Mongolian gazelles live in semi-arid, cold, and temperate ecosystems. They thrive in flat or undulating steppes and dry grasslands, with a preference for steppe and desert steppe habitats adorned with clusters of vegetation. The estimated global range of the Mongolian gazelle is 746,281 km^{2}, of which 91% is in Mongolia (681,863 km^{2}), 5% in China (34,718 km^{2}) and 4% in Russia (29,700 km^{2}).

== Behavior ==
In the winter, they are mostly diurnal, but in the summer, they are active shortly after sunrise and before sunset. They tend to travel a lot, and migrations takes place in spring and autumn, but the distance and direction vary depending on the weather and food availability.

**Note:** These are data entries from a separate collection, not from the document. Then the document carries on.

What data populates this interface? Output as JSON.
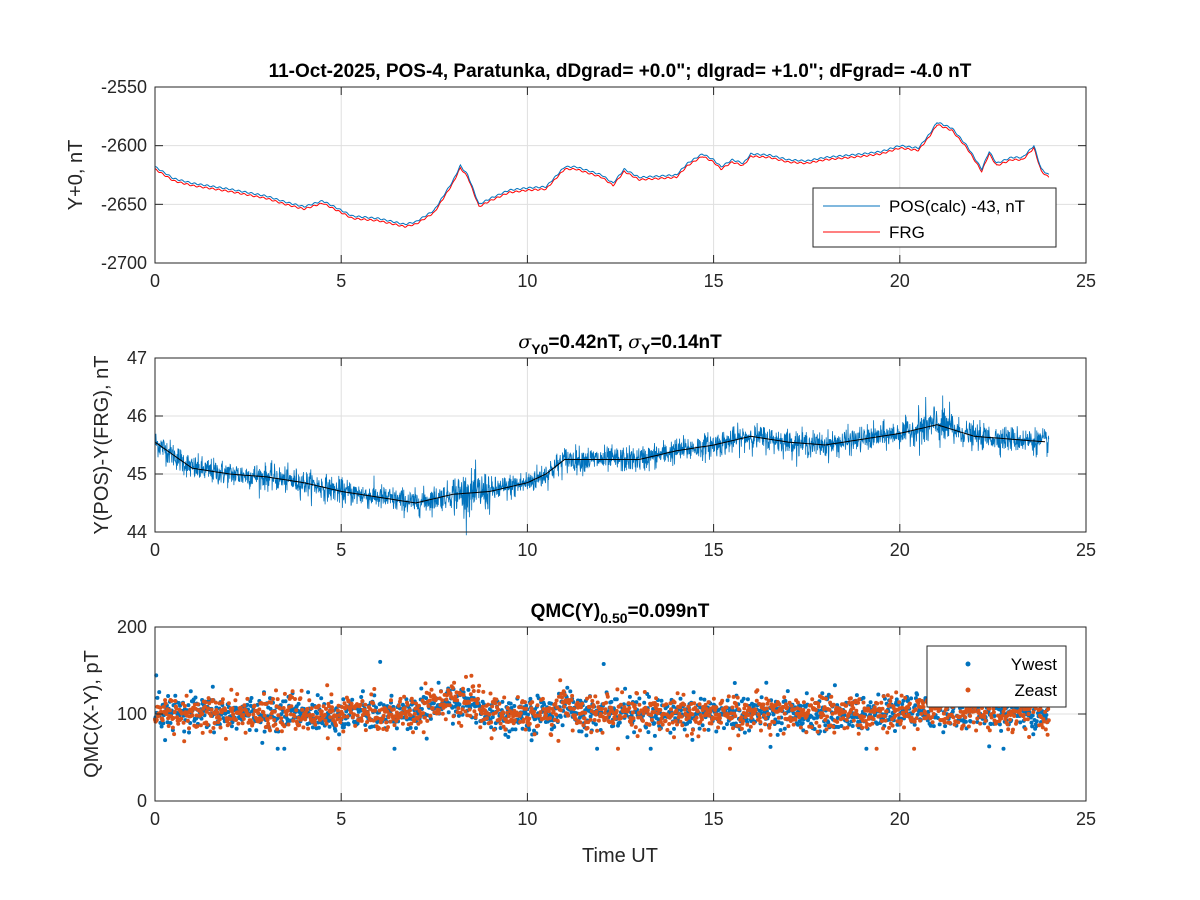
{
  "chart_data": [
    {
      "type": "line",
      "title": "11-Oct-2025, POS-4, Paratunka, dDgrad=  +0.0\"; dIgrad=  +1.0\"; dFgrad= -4.0 nT",
      "xlabel": "",
      "ylabel": "Y+0, nT",
      "xlim": [
        0,
        25
      ],
      "ylim": [
        -2700,
        -2550
      ],
      "xticks": [
        "0",
        "5",
        "10",
        "15",
        "20",
        "25"
      ],
      "yticks": [
        "-2700",
        "-2650",
        "-2600",
        "-2550"
      ],
      "grid": true,
      "legend_position": "bottom-right",
      "x": [
        0,
        0.5,
        1,
        2,
        3,
        3.5,
        4,
        4.5,
        5,
        5.3,
        6,
        6.7,
        7,
        7.5,
        8,
        8.2,
        8.4,
        8.7,
        9,
        9.5,
        10,
        10.5,
        11,
        11.3,
        12,
        12.3,
        12.6,
        13,
        13.5,
        14,
        14.3,
        14.7,
        15,
        15.2,
        15.5,
        15.8,
        16,
        16.5,
        17,
        17.5,
        18,
        19,
        19.5,
        20,
        20.5,
        20.8,
        21,
        21.4,
        21.8,
        22,
        22.2,
        22.4,
        22.6,
        23,
        23.3,
        23.6,
        23.8,
        24
      ],
      "series": [
        {
          "name": "POS(calc)  -43, nT",
          "color": "#0072BD",
          "values": [
            -2618,
            -2628,
            -2632,
            -2637,
            -2643,
            -2648,
            -2652,
            -2647,
            -2655,
            -2660,
            -2662,
            -2667,
            -2665,
            -2655,
            -2630,
            -2617,
            -2625,
            -2650,
            -2645,
            -2638,
            -2636,
            -2635,
            -2618,
            -2618,
            -2625,
            -2632,
            -2620,
            -2627,
            -2626,
            -2625,
            -2615,
            -2607,
            -2612,
            -2618,
            -2612,
            -2615,
            -2607,
            -2608,
            -2612,
            -2613,
            -2610,
            -2607,
            -2605,
            -2600,
            -2602,
            -2590,
            -2580,
            -2585,
            -2600,
            -2610,
            -2620,
            -2605,
            -2615,
            -2610,
            -2610,
            -2600,
            -2620,
            -2625
          ]
        },
        {
          "name": "FRG",
          "color": "#FF0000",
          "values": [
            -2620,
            -2630,
            -2634,
            -2639,
            -2645,
            -2650,
            -2654,
            -2649,
            -2657,
            -2662,
            -2664,
            -2669,
            -2667,
            -2657,
            -2632,
            -2619,
            -2627,
            -2652,
            -2647,
            -2640,
            -2638,
            -2637,
            -2620,
            -2620,
            -2627,
            -2634,
            -2622,
            -2629,
            -2628,
            -2627,
            -2617,
            -2609,
            -2614,
            -2620,
            -2614,
            -2617,
            -2609,
            -2610,
            -2614,
            -2615,
            -2612,
            -2609,
            -2607,
            -2602,
            -2604,
            -2592,
            -2582,
            -2587,
            -2602,
            -2612,
            -2622,
            -2607,
            -2617,
            -2612,
            -2612,
            -2602,
            -2622,
            -2627
          ]
        }
      ]
    },
    {
      "type": "line",
      "title_parts": [
        "σ",
        "Y0",
        "=0.42nT, ",
        "σ",
        "Y",
        "=0.14nT"
      ],
      "ylabel": "Y(POS)-Y(FRG), nT",
      "xlim": [
        0,
        25
      ],
      "ylim": [
        44,
        47
      ],
      "xticks": [
        "0",
        "5",
        "10",
        "15",
        "20",
        "25"
      ],
      "yticks": [
        "44",
        "45",
        "46",
        "47"
      ],
      "grid": true,
      "x": [
        0,
        1,
        2,
        3,
        4,
        5,
        6,
        7,
        8,
        9,
        10,
        10.5,
        11,
        12,
        13,
        14,
        15,
        16,
        17,
        18,
        19,
        20,
        21,
        22,
        23,
        24
      ],
      "series": [
        {
          "color": "#0072BD",
          "style": "noisy",
          "values": [
            45.55,
            45.1,
            45.0,
            44.95,
            44.85,
            44.7,
            44.6,
            44.5,
            44.65,
            44.7,
            44.85,
            45.0,
            45.25,
            45.25,
            45.25,
            45.4,
            45.5,
            45.65,
            45.55,
            45.5,
            45.6,
            45.7,
            45.85,
            45.65,
            45.6,
            45.55
          ]
        },
        {
          "color": "#000000",
          "style": "smooth",
          "values": [
            45.55,
            45.1,
            45.0,
            44.95,
            44.85,
            44.7,
            44.6,
            44.5,
            44.65,
            44.7,
            44.85,
            45.0,
            45.25,
            45.25,
            45.25,
            45.4,
            45.5,
            45.65,
            45.55,
            45.5,
            45.6,
            45.7,
            45.85,
            45.65,
            45.6,
            45.55
          ]
        }
      ]
    },
    {
      "type": "scatter",
      "title_parts": [
        "QMC(Y)",
        "0.50",
        "=0.099nT"
      ],
      "xlabel": "Time UT",
      "ylabel": "QMC(X-Y), pT",
      "xlim": [
        0,
        25
      ],
      "ylim": [
        0,
        200
      ],
      "xticks": [
        "0",
        "5",
        "10",
        "15",
        "20",
        "25"
      ],
      "yticks": [
        "0",
        "100",
        "200"
      ],
      "grid": true,
      "legend_position": "top-right",
      "x": [
        0,
        7,
        7.5,
        8.5,
        9,
        10.7,
        11,
        11.3,
        20,
        20.5,
        24
      ],
      "series": [
        {
          "name": "Ywest",
          "color": "#0072BD",
          "values": [
            100,
            100,
            112,
            112,
            100,
            100,
            115,
            100,
            100,
            105,
            100
          ]
        },
        {
          "name": "Zeast",
          "color": "#D95319",
          "values": [
            100,
            100,
            115,
            112,
            100,
            100,
            118,
            100,
            100,
            105,
            100
          ]
        }
      ]
    }
  ]
}
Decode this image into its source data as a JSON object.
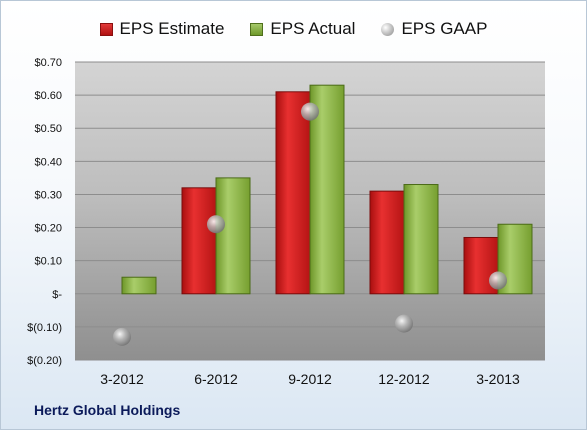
{
  "company": "Hertz Global Holdings",
  "colors": {
    "estimate": "#c81e1e",
    "actual": "#8cb548",
    "gaap": "#a0a0a0"
  },
  "chart_data": {
    "type": "bar",
    "categories": [
      "3-2012",
      "6-2012",
      "9-2012",
      "12-2012",
      "3-2013"
    ],
    "series": [
      {
        "name": "EPS Estimate",
        "kind": "bar",
        "values": [
          null,
          0.32,
          0.61,
          0.31,
          0.17
        ]
      },
      {
        "name": "EPS Actual",
        "kind": "bar",
        "values": [
          0.05,
          0.35,
          0.63,
          0.33,
          0.21
        ]
      },
      {
        "name": "EPS GAAP",
        "kind": "marker",
        "values": [
          -0.13,
          0.21,
          0.55,
          -0.09,
          0.04
        ]
      }
    ],
    "ylim": [
      -0.2,
      0.7
    ],
    "yticks": [
      -0.2,
      -0.1,
      0,
      0.1,
      0.2,
      0.3,
      0.4,
      0.5,
      0.6,
      0.7
    ],
    "ytick_labels": [
      "$(0.20)",
      "$(0.10)",
      "$-",
      "$0.10",
      "$0.20",
      "$0.30",
      "$0.40",
      "$0.50",
      "$0.60",
      "$0.70"
    ],
    "legend_position": "top",
    "grid": true
  }
}
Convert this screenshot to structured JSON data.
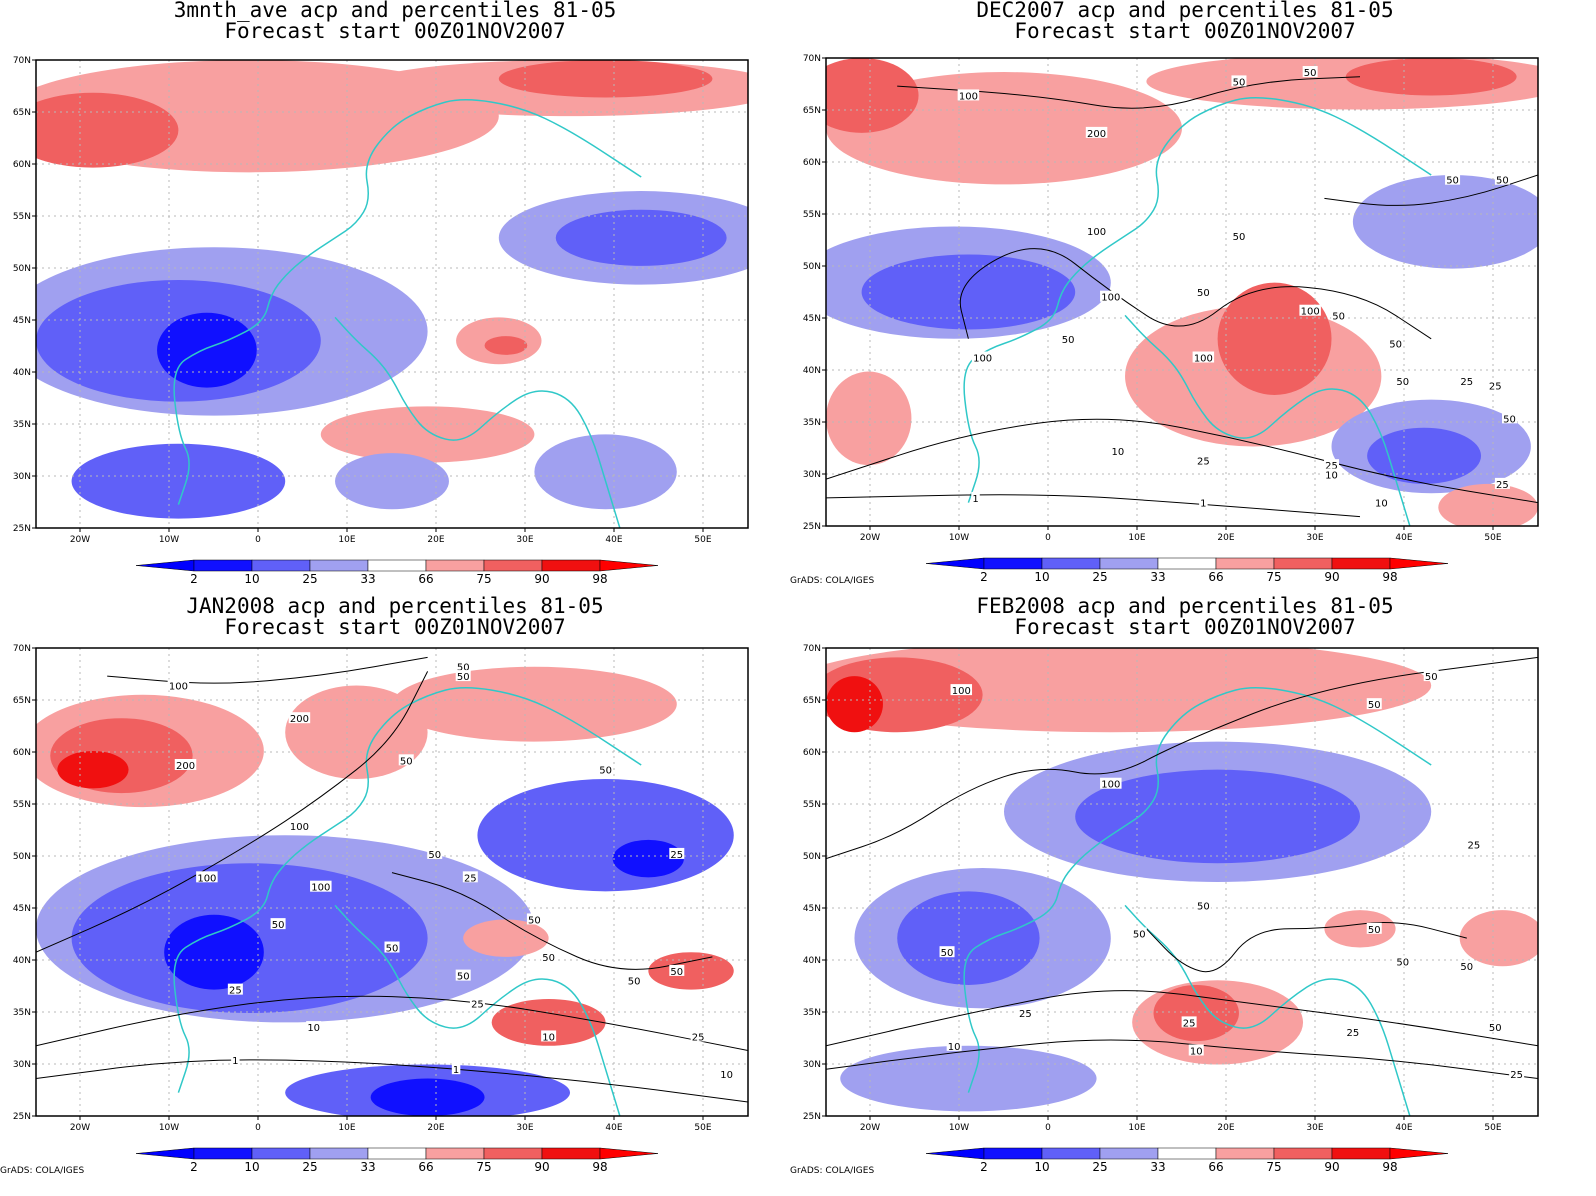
{
  "colors": {
    "blue_dark": "#1010ff",
    "blue_mid": "#6060f8",
    "blue_light": "#a0a0f0",
    "red_light": "#f8a0a0",
    "red_mid": "#f06060",
    "red_dark": "#f01010",
    "coast": "#30c8c8",
    "contour": "#000000"
  },
  "colorbar_labels": [
    "2",
    "10",
    "25",
    "33",
    "66",
    "75",
    "90",
    "98"
  ],
  "lat_labels": [
    "70N",
    "65N",
    "60N",
    "55N",
    "50N",
    "45N",
    "40N",
    "35N",
    "30N",
    "25N"
  ],
  "lon_labels": [
    "20W",
    "10W",
    "0",
    "10E",
    "20E",
    "30E",
    "40E",
    "50E"
  ],
  "credit": "GrADS: COLA/IGES",
  "panels": [
    {
      "title1": "3mnth_ave acp and percentiles 81-05",
      "title2": "Forecast start 00Z01NOV2007",
      "contour_labels": [],
      "show_credit": false
    },
    {
      "title1": "DEC2007 acp and percentiles 81-05",
      "title2": "Forecast start 00Z01NOV2007",
      "contour_labels": [
        "100",
        "50",
        "50",
        "200",
        "50",
        "50",
        "100",
        "50",
        "100",
        "50",
        "100",
        "50",
        "100",
        "50",
        "100",
        "50",
        "25",
        "50",
        "25",
        "10",
        "25",
        "50",
        "25",
        "10",
        "1",
        "1",
        "10",
        "25"
      ],
      "show_credit": true
    },
    {
      "title1": "JAN2008 acp and percentiles 81-05",
      "title2": "Forecast start 00Z01NOV2007",
      "contour_labels": [
        "100",
        "50",
        "50",
        "200",
        "50",
        "200",
        "50",
        "100",
        "100",
        "100",
        "50",
        "25",
        "25",
        "50",
        "50",
        "50",
        "50",
        "50",
        "50",
        "50",
        "25",
        "25",
        "10",
        "10",
        "1",
        "1",
        "25",
        "10"
      ],
      "show_credit": true
    },
    {
      "title1": "FEB2008 acp and percentiles 81-05",
      "title2": "Forecast start 00Z01NOV2007",
      "contour_labels": [
        "100",
        "50",
        "50",
        "100",
        "50",
        "50",
        "50",
        "50",
        "50",
        "50",
        "25",
        "25",
        "10",
        "25",
        "10",
        "25",
        "50",
        "25"
      ],
      "show_credit": true
    }
  ]
}
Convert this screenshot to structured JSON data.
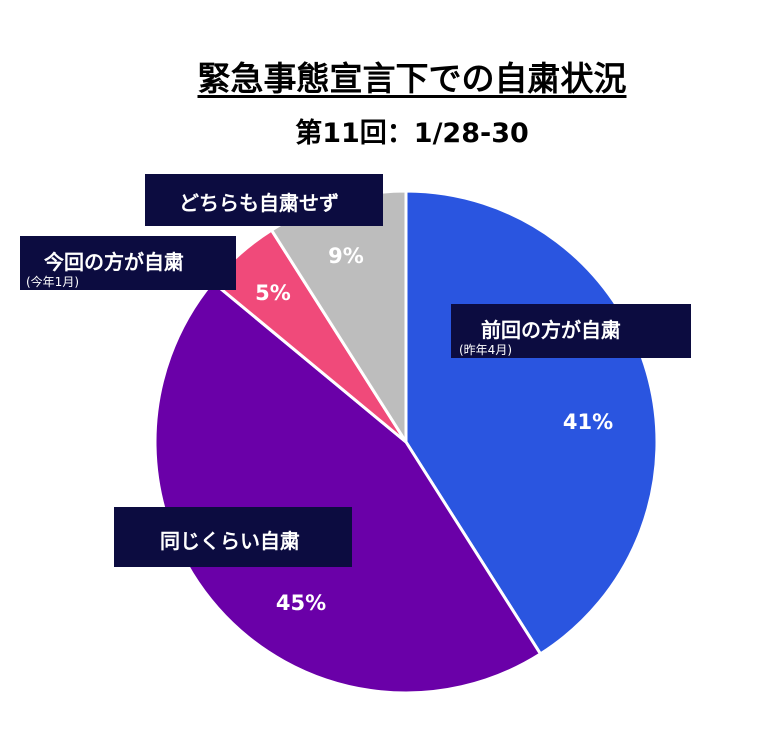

The groups usually consists of 20-30 individuals in the summer, and 100 in the winter. However, herds up to 5,000 individuals are not unusual. They still exist in large numbers, with a small captive population; the population trend is unknown. In 2007, a mega-herd of a quarter of a million Mongolian gazelles was seen gathering on the country's steppes, one of the world's last great wildernesses.

== Reproduction ==
The mating season is in the late autumn or winter; at this time, the males' throats swell in a goiter-like effect. Competition is vigorous, but fights rarely break out. The gestation period lasts for about 5–6 months. Births occur is June and July, when groups of dozens of females separate from the herd to give birth, rejoining the herd afterward. They usually give birth to a single young and occasionally twins. They weigh about 3 kg and can keep up with their mother after a few days. They will be able to mate after 17–18 months.

==Relationship with humans==
The Mongolian gazelle is still one of the most numerous large animals in the world, with the total population around 1.5 million individuals, but roughly 100,000 are killed each year. However, the conservation status is at least concern. Whether the population is increasing or decreasing is unknown, but the population is known to be subject to significant fluctuations due to diseases and severe winters. They have been hunted for millennia: a passage in the 13th-century Secret History of the Mongols tells how a young Shigi Qutuqu managed to round up a herd of gazelles in a winter blizzard.